Portable Solar Power Plant Purifies Water, Makes Hydrogen

A portable power plant that provides drinking water for disaster recovery

3 min read

Portable Solar Power Plant Purifies Water, Makes Hydrogen

20 October 2010—In the immediate aftermath of the Haiti earthquake, most survivors lacked three essential things: potable water, power for lights and cooking, and communications networks to tell the outside world what their needs were.

A Hopewell, N.J., company called The Essential Element aims to provide all three with a mobile device that it says purifies more than 87 000 liters of water a day. The device will simultaneously create hydrogen for running an onboard fuel cell or for burning in a separate camp-style cooking stove. The unit also has wall sockets that can be used to charge cellphones and run other electronics.

Best of all, says Michael Strizki, The Essential Element’s chief technology officer, the system, called the Hydra, gets all its power from the sun. The Hydra’s 3.65- by 2.74-meter polycrystalline silicon solar panel array, which Strizki says is 8 percent efficient, generates 2.88 kilowatts. According to Strizki, that is enough to do the following: power a 900-watt pump that draws water to and through the unit’s self-cleaning filtration device, top off a bank of lead-acid gel batteries capable of storing 900 ampere-hours, and run an electrolyzer that splits enough water to fill a 0.37-cubic-meter propane tank with hydrogen pressurized to 140 000 kilograms per square meter.

The hydrogen stored during the day is consumed by a fuel cell to power the pump and water purifier at night. The electricity from the fuel cell and the photovoltaic panels, which sit atop a 4.9-meter-long wheeled trailer, can also power other gadgets and communications gear through 110 volts or 230 V AC and 12 V DC sockets in the trailer.

solar water fig 2

Photo: The Essential Element

Strizki notes the obvious benefits of drawing power from the sun instead of the fossil fuels most generators use: "Fuel is expensive, heavy, and has the potential to leave behind a mess. Plus, you have to work out the logistics of delivering it to places where there’s no existing infrastructure." With the Hydra, he says, your fuel is free. Full batteries and hydrogen tanks weigh barely more than when they’re tapped out, and when the crisis is over, the solar array can be folded down and the trailer carted away, leaving behind no sign of its presence.

Because the unit was created to operate in inhospitable places where technicians are likely to be busy responding to crises, it was designed to be self-maintaining. For example, the filtration system, which has dual filtering membranes, is smart enough to know when the membranes are becoming too clogged with contaminants to be effective. It stops pumping dirty water through one membrane and back-flushes it while the other remains in operation.

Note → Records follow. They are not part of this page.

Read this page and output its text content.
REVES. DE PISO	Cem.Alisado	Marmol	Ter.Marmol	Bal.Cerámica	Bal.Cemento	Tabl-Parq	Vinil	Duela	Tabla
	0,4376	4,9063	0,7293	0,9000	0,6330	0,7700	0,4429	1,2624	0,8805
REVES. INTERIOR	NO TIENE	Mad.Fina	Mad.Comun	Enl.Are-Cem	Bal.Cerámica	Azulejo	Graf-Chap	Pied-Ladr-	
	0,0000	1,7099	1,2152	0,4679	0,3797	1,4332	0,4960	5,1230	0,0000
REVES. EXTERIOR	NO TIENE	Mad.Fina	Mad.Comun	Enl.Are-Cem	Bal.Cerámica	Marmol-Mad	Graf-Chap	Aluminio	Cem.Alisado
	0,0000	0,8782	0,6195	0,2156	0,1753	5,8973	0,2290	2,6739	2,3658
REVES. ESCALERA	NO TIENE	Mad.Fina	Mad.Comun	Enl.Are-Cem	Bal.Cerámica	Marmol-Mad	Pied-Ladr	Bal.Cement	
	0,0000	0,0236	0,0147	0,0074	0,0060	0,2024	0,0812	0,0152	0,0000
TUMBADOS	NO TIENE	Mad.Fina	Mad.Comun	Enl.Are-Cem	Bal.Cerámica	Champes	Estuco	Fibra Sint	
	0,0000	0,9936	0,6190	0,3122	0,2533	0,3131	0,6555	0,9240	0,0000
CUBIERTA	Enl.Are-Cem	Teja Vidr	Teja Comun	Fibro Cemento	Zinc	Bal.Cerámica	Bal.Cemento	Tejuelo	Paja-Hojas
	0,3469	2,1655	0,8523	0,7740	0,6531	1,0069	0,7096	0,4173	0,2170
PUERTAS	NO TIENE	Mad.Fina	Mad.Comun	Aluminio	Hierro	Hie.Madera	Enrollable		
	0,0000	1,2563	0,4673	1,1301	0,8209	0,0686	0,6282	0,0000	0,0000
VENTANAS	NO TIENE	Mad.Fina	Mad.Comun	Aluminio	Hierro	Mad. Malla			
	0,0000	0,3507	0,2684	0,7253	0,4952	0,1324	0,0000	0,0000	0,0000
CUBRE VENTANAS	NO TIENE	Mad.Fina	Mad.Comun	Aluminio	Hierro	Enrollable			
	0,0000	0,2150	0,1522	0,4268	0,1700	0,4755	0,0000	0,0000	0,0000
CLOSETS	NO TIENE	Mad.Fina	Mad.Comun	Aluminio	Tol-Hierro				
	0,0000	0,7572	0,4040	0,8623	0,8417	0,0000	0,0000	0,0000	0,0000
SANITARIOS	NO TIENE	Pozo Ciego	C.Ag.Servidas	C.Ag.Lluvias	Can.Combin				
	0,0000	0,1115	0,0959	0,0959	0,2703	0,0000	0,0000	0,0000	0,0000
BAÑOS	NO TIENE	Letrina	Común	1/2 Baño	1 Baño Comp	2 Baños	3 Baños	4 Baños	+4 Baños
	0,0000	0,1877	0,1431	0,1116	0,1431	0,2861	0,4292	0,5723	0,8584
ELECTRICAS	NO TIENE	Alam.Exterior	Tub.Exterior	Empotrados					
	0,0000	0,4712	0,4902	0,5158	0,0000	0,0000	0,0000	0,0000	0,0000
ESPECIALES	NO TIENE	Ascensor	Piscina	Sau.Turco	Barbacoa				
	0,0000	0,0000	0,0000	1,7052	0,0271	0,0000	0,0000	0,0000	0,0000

"One of the best things about the Hydra is that it’s scalable," says Strizki. If an area being served requires more power than can be gleaned from the sun by the solar array native to the unit, photovoltaic mats can be plugged in that yield a kilowatt for every 14 square meters unfurled, providing generating capacity limited only by the room available to lay them out.

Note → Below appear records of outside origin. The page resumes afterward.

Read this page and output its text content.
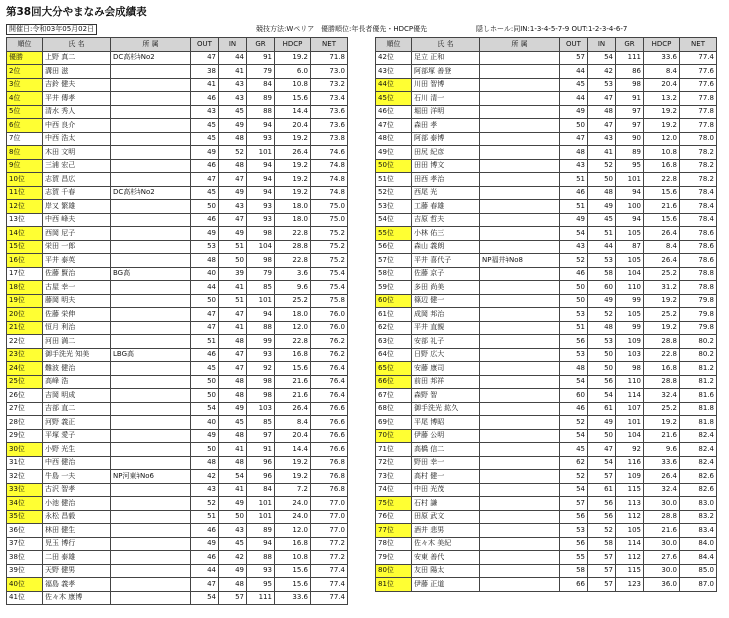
第38回大分やまなみ会成績表
開催日:令和03年05月02日	競技方法:Wペリア 優勝順位:年長者優先・HDCP優先	隠しホール:同IN:1-3-4-5-7-9 OUT:1-2-3-4-6-7
順位	氏 名	所 属	OUT	IN	GR	HDCP	NET
優勝	上野 真二	DC高杉ｷNo2	47	44	91	19.2	71.8
2位	溝田 滋		38	41	79	6.0	73.0
3位	吉鈴 健夫		41	43	84	10.8	73.2
4位	平井 傳孝		46	43	89	15.6	73.4
5位	清水 秀人		43	45	88	14.4	73.6
6位	中西 良介		45	49	94	20.4	73.6
7位	中西 浩太		45	48	93	19.2	73.8
8位	木田 文明		49	52	101	26.4	74.6
9位	三浦 宏己		46	48	94	19.2	74.8
10位	志賀 昌広		47	47	94	19.2	74.8
11位	志賀 千春	DC高杉ｷNo2	45	49	94	19.2	74.8
12位	岸又 繁雄		50	43	93	18.0	75.0
13位	中西 峰夫		46	47	93	18.0	75.0
14位	西岡 尼子		49	49	98	22.8	75.2
15位	栄田 一郎		53	51	104	28.8	75.2
16位	平井 泰英		48	50	98	22.8	75.2
17位	佐藤 賢治	BG高	40	39	79	3.6	75.4
18位	古屋 幸一		44	41	85	9.6	75.4
19位	藤岡 明夫		50	51	101	25.2	75.8
20位	佐藤 栄伸		47	47	94	18.0	76.0
21位	恒月 利治		47	41	88	12.0	76.0
22位	河田 満二		51	48	99	22.8	76.2
23位	御手洗光 知美	LBG高	46	47	93	16.8	76.2
24位	難波 健治		45	47	92	15.6	76.4
25位	高峰 浩		50	48	98	21.6	76.4
26位	吉岡 明成		50	48	98	21.6	76.4
27位	吉部 直二		54	49	103	26.4	76.6
28位	河野 義正		40	45	85	8.4	76.6
29位	平塚 愛子		49	48	97	20.4	76.6
30位	小野 光生		50	41	91	14.4	76.6
31位	中西 健治		48	48	96	19.2	76.8
32位	牛島 一夫	NP河東ｷNo6	42	54	96	19.2	76.8
33位	古沢 智孝		43	41	84	7.2	76.8
34位	小池 健治		52	49	101	24.0	77.0
35位	永松 昌毅		51	50	101	24.0	77.0
36位	林田 健生		46	43	89	12.0	77.0
37位	児玉 博行		49	45	94	16.8	77.2
38位	二田 泰雄		46	42	88	10.8	77.2
39位	天野 健男		44	49	93	15.6	77.4
40位	福島 義孝		47	48	95	15.6	77.4
41位	佐々木 康博		54	57	111	33.6	77.4
順位	氏 名	所 属	OUT	IN	GR	HDCP	NET
42位	足立 正和		57	54	111	33.6	77.4
43位	阿部塚 善登		44	42	86	8.4	77.6
44位	川田 智博		45	53	98	20.4	77.6
45位	石川 清一		44	47	91	13.2	77.8
46位	堀田 洋明		49	48	97	19.2	77.8
47位	森田 孝		50	47	97	19.2	77.8
48位	阿部 泰博		47	43	90	12.0	78.0
49位	田尻 紀彦		48	41	89	10.8	78.2
50位	田田 博文		43	52	95	16.8	78.2
51位	田西 孝治		51	50	101	22.8	78.2
52位	西尾 光		46	48	94	15.6	78.4
53位	工藤 春雄		51	49	100	21.6	78.4
54位	吉原 哲夫		49	45	94	15.6	78.4
55位	小林 佑三		54	51	105	26.4	78.6
56位	森山 義朗		43	44	87	8.4	78.6
57位	平井 喜代子	NP福井ｷNo8	52	53	105	26.4	78.6
58位	佐藤 京子		46	58	104	25.2	78.8
59位	多田 尚美		50	60	110	31.2	78.8
60位	篠辺 健一		50	49	99	19.2	79.8
61位	成岡 邦治		53	52	105	25.2	79.8
62位	平井 直親		51	48	99	19.2	79.8
63位	安部 礼子		56	53	109	28.8	80.2
64位	日野 広大		53	50	103	22.8	80.2
65位	安藤 康司		48	50	98	16.8	81.2
66位	前田 邦祥		54	56	110	28.8	81.2
67位	森野 智		60	54	114	32.4	81.6
68位	御手洗光 紘久		46	61	107	25.2	81.8
69位	平尾 博昭		52	49	101	19.2	81.8
70位	伊藤 公明		54	50	104	21.6	82.4
71位	高橋 信二		45	47	92	9.6	82.4
72位	野田 幸一		62	54	116	33.6	82.4
73位	高村 健一		52	57	109	26.4	82.6
74位	中田 光茂		54	61	115	32.4	82.6
75位	石村 謙		57	56	113	30.0	83.0
76位	田原 武文		56	56	112	28.8	83.2
77位	酒井 悲男		53	52	105	21.6	83.4
78位	佐々木 美紀		56	58	114	30.0	84.0
79位	安東 善代		55	57	112	27.6	84.4
80位	友田 陽太		58	57	115	30.0	85.0
81位	伊藤 正道		66	57	123	36.0	87.0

"Being your own power plant is a distinct advantage, especially in underdeveloped countries where space is not an issue but electricity is," says Strizki. Though the Hydra’s fuel cell and hydrogen tanks add a new wrinkle, this unit isn’t the only game in town. The Spectra Solar Fresh Water System 20000 from Spectra Watermakers of San Rafael, Calif., cleans 20 000 liters of water a day and also boasts generating capacity. In addition to its solar arrays, which generate up to 825 W, it has a wind turbine that can deliver 1000 W. Because the filtration system requires about 900 W to operate, nearly a kilowatt is available for powering other devices and for charging the 200-Ah battery Spectra says can keep the system running all night and into the next day if it’s not sunny.

What remains to be seen is whether The Essential Element’s higher-capacity purifier, which sells for US $99 500 (compared with about $75 000 for Spectra’s device) can elbow its way into the market.